It's Time to Move Beyond the RSS Reader - ajsharp
https://medium.com/i-m-h-o/e8d643c44f2

======
v1tyaz
If you find that it feels like work to go through your RSS feeds, then you're
doing it wrong. Plain and simple. Your whole argument for why RSS readers are
bad seems to consist of "I have too many feeds", and "I have a lot of other
programs open at the same time."

I have around 40 feeds right now, and I look forward to updates because I'm
subscribed to a lot of interesting content without a whole bunch of filler.
But here's the thing: even if I don't have time to read everything, I just
click "mark all as read." That's why that button exists. The world doesn't end
when I click it. It's not like e-mail where I have to read through everything
to make sure I don't need to reply to someone. I continue on with my day and
await future updates.

The whole argument about an "app-centric world" and having so many things open
at once is completely irrelevant because it rests on the faulty assumption
that RSS readers are demanding of users. They're not, if you're using them
efficiently.
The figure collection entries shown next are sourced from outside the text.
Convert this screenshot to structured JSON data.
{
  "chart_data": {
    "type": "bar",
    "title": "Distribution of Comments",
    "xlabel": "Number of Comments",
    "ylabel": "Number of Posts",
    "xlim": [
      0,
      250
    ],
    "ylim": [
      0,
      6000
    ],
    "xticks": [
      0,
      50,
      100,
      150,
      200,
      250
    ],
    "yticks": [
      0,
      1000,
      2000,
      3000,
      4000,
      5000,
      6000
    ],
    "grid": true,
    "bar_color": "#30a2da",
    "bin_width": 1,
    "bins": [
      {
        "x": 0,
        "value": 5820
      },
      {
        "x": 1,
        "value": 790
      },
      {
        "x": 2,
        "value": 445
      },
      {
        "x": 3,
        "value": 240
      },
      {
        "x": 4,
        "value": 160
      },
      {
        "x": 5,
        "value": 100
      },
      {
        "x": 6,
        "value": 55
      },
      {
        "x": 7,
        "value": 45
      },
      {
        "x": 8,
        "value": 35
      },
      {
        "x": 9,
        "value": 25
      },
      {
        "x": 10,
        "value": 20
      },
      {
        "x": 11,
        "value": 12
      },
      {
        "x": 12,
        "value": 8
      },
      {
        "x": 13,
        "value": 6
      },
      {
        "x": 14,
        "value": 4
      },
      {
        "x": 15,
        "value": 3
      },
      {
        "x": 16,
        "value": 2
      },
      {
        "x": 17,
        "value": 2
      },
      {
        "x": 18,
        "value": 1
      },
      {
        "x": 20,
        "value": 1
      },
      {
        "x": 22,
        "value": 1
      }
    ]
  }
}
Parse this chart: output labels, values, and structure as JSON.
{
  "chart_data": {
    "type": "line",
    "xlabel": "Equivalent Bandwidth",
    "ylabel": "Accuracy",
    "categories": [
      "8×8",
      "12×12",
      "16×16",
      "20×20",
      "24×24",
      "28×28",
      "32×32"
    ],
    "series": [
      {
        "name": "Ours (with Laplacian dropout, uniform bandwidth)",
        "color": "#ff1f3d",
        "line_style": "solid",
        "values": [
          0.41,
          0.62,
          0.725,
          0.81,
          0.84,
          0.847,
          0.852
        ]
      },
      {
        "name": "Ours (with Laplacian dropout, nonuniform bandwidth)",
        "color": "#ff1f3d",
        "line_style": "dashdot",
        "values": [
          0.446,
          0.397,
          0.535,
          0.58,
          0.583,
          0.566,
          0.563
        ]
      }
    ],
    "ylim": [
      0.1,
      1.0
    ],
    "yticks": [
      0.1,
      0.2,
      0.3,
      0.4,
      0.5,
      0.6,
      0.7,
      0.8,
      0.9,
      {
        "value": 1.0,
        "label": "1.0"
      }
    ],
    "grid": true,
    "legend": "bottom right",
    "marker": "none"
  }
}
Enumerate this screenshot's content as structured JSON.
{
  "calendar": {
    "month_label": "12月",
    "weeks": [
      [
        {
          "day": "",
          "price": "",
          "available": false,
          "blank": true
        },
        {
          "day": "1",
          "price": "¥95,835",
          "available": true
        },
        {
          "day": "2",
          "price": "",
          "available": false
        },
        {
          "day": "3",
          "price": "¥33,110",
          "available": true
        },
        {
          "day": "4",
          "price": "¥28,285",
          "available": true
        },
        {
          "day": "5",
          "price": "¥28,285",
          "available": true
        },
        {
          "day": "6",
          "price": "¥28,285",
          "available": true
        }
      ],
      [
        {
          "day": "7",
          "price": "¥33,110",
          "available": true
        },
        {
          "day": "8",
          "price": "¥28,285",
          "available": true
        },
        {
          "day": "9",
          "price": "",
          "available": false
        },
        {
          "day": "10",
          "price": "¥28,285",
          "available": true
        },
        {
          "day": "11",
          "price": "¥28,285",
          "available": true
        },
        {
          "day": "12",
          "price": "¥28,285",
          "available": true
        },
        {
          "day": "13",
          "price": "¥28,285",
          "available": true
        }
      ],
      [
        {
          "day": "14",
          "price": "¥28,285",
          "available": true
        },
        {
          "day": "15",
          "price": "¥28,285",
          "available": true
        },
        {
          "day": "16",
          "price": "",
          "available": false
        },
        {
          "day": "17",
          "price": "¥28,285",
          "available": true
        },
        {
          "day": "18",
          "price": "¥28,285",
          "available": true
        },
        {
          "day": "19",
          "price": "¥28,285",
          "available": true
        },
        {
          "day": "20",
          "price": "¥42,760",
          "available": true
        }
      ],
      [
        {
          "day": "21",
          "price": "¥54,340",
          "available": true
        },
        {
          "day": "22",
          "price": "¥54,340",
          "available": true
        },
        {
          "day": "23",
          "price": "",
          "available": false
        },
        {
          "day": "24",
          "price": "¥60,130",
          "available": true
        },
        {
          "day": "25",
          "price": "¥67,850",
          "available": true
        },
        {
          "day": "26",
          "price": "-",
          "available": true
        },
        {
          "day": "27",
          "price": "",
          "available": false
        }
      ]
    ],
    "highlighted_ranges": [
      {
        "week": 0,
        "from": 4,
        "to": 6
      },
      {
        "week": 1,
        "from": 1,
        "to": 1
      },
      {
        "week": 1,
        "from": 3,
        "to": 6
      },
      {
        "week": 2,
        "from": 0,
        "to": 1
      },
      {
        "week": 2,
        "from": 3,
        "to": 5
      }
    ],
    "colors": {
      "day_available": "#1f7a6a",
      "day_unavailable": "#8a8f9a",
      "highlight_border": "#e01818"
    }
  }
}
And even if they were, I have a really hard time believing that
having 30+ tabs and 10+ programs open at once is "not atypical". Maybe for the
extremely heavy web users, but not for the average person.

If you insist on being subscribed to a ton of RSS feeds and only want the best
posts, then perhaps you'd like Digg Reader. I haven't explored it too much,
but they display a little dot beside the most popular items (as determined by
social media). I'm pretty sure NewsBlur also tries to figure out which content
you're the most interested in, but I haven't tried it out either.